Steele sees the Next Beginning taking the form of a multitude of political and organizing movements for the establishment of a number of world-wide or almost world-wide directorates and controls. These movements may go on almost independently, linked only by their planetary range. In spite of all contemporary appearances to the contrary, Steele believed that it is not merely possible but urgent that in the various fields of health, money, and credit, in the production and distribution of staple commodities, in transport, and particularly air transport, in standard of life, and police, cosmopolitan controls should come into existence. The stars in their courses fight against particularism in these matters. [Anatomy, 2.6]
But how would these independent and immensely powerful quangos not end up jockeying with one another, or actively fighting one another, for power? I honestly don't think the question is prompted by mere cynicism. And again: Steele proposes to
set very definite limits to the use of money. Only for very definite kinds of property should there be ‘free sale.’ For food, clothing, adornment, transportation, and shelter, Steele would allow practically ‘free purchase’; almost every other kind of acquisition from a pet dog to a mountain valley he would make conditional on a more or less completely defined ‘proper use.’ By a reorganization of distribution and a development of public stock-keeping—a colossal extension of the post office, so to speak—he would squeeze deliberate acquisition for resale, passive non-manufacturing ownership for monetary profit, that is, out of the category of permissible things. Appparently he wanted to tariff and control all distributors from the shipowner to the barrow man. He is very hostile to what he calls profit by ‘interception’—meaning very much what the Bolsheviks, in their age of virtue, used to mean by ‘speculation.’
So everybody gets free food, housing, clothing and a bus pass; but their access to literally everything else they might need or want will be controlled by a huge global bureaucracy, a ‘colossal extension of the post office’? Whose officers will get to determine whether citizens' requests meet a criterion of ‘proper use’? Wow. No potential for massive corruption, expropriation and misuse of powers there!

I mean: could Wells not see the potential for power-imbalance, corruption and misuse inherent in these structures? Or I am overplaying what seems to me so very obvious?

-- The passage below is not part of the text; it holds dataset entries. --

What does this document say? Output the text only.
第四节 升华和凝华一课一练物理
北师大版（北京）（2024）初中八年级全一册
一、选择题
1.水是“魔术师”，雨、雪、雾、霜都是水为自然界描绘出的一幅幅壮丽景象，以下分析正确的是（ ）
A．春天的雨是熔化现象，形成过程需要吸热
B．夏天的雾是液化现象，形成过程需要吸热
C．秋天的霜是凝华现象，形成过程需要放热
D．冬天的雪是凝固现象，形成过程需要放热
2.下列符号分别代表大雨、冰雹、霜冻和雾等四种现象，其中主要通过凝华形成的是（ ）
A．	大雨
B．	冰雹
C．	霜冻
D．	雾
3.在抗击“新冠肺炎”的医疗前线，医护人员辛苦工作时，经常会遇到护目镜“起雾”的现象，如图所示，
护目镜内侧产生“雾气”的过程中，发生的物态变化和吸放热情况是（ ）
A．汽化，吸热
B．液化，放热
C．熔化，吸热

The book's parting shot, though, leads me to believe that Wells would have been very impressed with the whole Wikipedia/Google-Books side to Modernity. To facilitate not only the effectiveness but the global standardisation of education, says Wells, will be a ‘World Encyclopaedia’: ‘a central brain, an organization for the accumulation, concentration, sifting out, digestion, and rendering of knowledge; it is every museum, library, scientific society, poet and thinker and active intelligence brought into correlation. It is a synthesis of summaries. It is the New Atlantis on a twentieth-century instead of an Elizabethan scale’ [3.3]. Wells thinks the construction of such a resource would cost, in modern money, billions (he demands ‘scores of millions of pounds ... expenditure on the scale of war preparation’ and ‘the participation of hundreds of thousands of workers’ [3.3]) and he was wrong about that. But still: it's cool to have instant access to the world's knowledge. Wouldn't you say?